Leaf fibre strip skirt woven from coconut leaf tied into a plaited waistbelt which is reinforced with a cord of coconut fibre cordage. This is overlaid with an outer layer of dyed and appliqué stitched pandanus leaf strips in russet, purple, blue and dark red incorporating chevron and cross motifs.

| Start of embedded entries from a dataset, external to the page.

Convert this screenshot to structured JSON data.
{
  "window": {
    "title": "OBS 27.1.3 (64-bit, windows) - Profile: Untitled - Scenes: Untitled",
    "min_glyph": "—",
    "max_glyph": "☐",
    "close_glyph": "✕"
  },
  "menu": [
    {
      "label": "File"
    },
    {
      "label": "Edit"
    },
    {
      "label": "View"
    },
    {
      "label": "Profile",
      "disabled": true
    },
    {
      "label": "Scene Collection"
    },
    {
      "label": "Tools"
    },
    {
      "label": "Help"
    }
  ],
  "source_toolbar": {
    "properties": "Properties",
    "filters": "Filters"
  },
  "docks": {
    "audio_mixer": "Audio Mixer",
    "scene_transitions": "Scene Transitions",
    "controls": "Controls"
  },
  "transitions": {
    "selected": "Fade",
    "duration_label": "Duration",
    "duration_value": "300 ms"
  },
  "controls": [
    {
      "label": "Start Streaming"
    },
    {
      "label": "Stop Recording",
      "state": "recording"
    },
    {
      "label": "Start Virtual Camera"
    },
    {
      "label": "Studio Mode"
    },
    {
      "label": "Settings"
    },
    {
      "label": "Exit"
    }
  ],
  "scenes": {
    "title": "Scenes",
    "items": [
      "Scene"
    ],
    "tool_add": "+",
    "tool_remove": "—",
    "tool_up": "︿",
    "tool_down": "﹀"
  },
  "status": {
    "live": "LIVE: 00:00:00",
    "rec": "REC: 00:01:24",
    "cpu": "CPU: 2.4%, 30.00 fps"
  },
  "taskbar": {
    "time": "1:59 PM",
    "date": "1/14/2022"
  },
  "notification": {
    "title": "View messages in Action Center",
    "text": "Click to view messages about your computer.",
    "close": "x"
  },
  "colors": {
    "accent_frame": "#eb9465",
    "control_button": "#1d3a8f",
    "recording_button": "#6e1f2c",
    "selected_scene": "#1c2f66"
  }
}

Woman’s Skirt, Titi, Daeamo Toafa, Probably Vaitupu, Tuvalu, Western Polynesia. A woman’s skirt (titi) was an important part of her personal identity: men wore bark cloth sarongs (takai) while women wore these leaf skirts, and so they defined womanhood. Skirts for everyday use were quickly made up from the leaves of coconut (Cocos nucifera) or Pandanus trees, and women often spent a day with their sisters in the plantations, talking and making up new skirts. Titi like this one, reserved for special occasions, had their normal structure of overlapping layers of narrow leaf strips supplemented with one or more upper layers of brightly-dyed whole Pandanus leaves. The brilliant red dye seen here was produced by mixing the sap from the roots of the nonu tree (Morinda citrifolia) with ground limestone. Traditionally, a brown-black dye was also used, that was extracted from mangrove wood (tongo), but the brilliant blue dye we see on this mid-20th Century example comes from ‘washing blue’, a cobalt-based laundry product employed by many Pacific people to artistic effect. An additional attractive element of this titi is the appliqué stitching of letter-shaped pieces of Pandanus to one strip, spelling out a woman’s name: DAEAMO TOAFA. Probably the skirt’s skilful maker, it would be wonderful to know who this mysterious woman was. Coconut leaf, Pandanus leaf, coconut fibre, vegetable pigment, mineral pigment. Mid-20th Century.